Create Language Parser
To parse a new, currently unsupported language, you'll define Directives
, written in a simplified programming language. Directives are backed by php code, either built-in to the Lexer
or added to your language parser's Grammar
.
The goal of parsing code is to create an AST - Asymmetrical Syntax Tree. It's just a multi-dimensional array that details the structure of the parsed code.
(The Lexer could potentionally parse things other than code, such as cooking recipes.)
In this file
- How the Lexer Works
- Directives
- Instruction Examples
- Available Instructions
How the Lexer Works
The Lexer creates a Token
, an Ast
stack, and a Directive
stack, then loops over each individual character in the input string, adding one character to the Token's buffer on each loop.

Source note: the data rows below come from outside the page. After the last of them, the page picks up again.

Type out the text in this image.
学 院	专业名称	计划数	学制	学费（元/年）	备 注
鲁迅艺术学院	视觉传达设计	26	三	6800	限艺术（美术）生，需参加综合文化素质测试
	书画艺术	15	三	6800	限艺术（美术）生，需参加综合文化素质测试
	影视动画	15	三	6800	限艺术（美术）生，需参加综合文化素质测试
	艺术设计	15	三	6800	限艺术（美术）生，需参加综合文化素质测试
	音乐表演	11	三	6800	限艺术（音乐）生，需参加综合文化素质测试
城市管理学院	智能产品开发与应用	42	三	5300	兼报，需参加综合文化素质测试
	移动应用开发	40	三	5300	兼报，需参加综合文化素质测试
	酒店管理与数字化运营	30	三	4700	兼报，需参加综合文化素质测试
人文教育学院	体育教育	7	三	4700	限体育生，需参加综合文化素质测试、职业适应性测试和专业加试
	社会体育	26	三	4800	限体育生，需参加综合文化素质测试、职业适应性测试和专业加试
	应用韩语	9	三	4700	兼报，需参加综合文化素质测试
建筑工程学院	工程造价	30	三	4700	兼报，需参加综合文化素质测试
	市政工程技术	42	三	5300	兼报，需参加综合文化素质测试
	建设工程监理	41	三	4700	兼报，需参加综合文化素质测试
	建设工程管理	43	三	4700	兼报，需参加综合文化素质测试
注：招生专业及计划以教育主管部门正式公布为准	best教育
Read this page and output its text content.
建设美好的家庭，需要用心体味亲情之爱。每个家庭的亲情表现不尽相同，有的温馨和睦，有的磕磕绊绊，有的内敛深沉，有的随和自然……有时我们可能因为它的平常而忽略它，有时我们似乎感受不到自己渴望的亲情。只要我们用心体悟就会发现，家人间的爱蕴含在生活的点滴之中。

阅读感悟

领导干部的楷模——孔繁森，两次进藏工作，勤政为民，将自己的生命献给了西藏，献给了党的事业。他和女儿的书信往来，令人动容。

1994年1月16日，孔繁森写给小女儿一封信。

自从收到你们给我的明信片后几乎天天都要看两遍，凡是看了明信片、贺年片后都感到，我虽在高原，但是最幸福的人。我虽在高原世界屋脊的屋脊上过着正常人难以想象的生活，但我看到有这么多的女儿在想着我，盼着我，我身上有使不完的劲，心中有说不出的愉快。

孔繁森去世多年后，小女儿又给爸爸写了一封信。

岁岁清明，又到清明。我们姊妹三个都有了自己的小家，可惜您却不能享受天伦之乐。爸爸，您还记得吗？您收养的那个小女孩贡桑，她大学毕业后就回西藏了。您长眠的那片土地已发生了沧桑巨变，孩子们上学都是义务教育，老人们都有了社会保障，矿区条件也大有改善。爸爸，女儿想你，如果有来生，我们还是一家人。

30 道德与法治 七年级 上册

On each loop, the head of the Directive stack is processed, and instructions may modify the head ast, add another directive to the top of the stack, create a new ast, rewind the buffer, or do many other tasks. (Note: Most instruction sets start with a match /regex/
instruction, which must succeed to run other instructions./
Each layer of the Directive stack contains an 'unstarted' and a 'started' list (each list is an array of Directives, or an empty array).
Each Directive may contain up to 3 instructions sets: 'start', 'match', and 'stop'. (*@todo We'll talk about the special 'is' instruction set later.)
When the 'started' list is empty, 'unstarted' directives are processed. When an 'unstarted' directive is processed, its 'start' instruction set is executed. If the 'start' instruction set succeeds, the Directive is added to the 'started' list.
When the 'started' list is NOT empty, 'started' directives are processed. When a 'started' directive is processed, its 'match' and 'stop' instruction sets are executed. 'match' goes first. If 'stop' is executed successfully, the Directive is moved back to the 'unstarted' list.
A Directive may add a layer to the directive stack. Then on subsequent loops, the new head directive layer will be processed, and the previous directive layer will be paused, until it is the head layer again.
The Lexer loops in this way, over each character, until all characters are processed.
When the Lexer finishes parsing a string, it returns a detailed AST describing the input file/string.
To recap, Directives and ASTs are both on a stack. Directives are processed on each loop, executing instructions that modify ASTs, create new ASTs, and tell the Lexer which Directives it should run next.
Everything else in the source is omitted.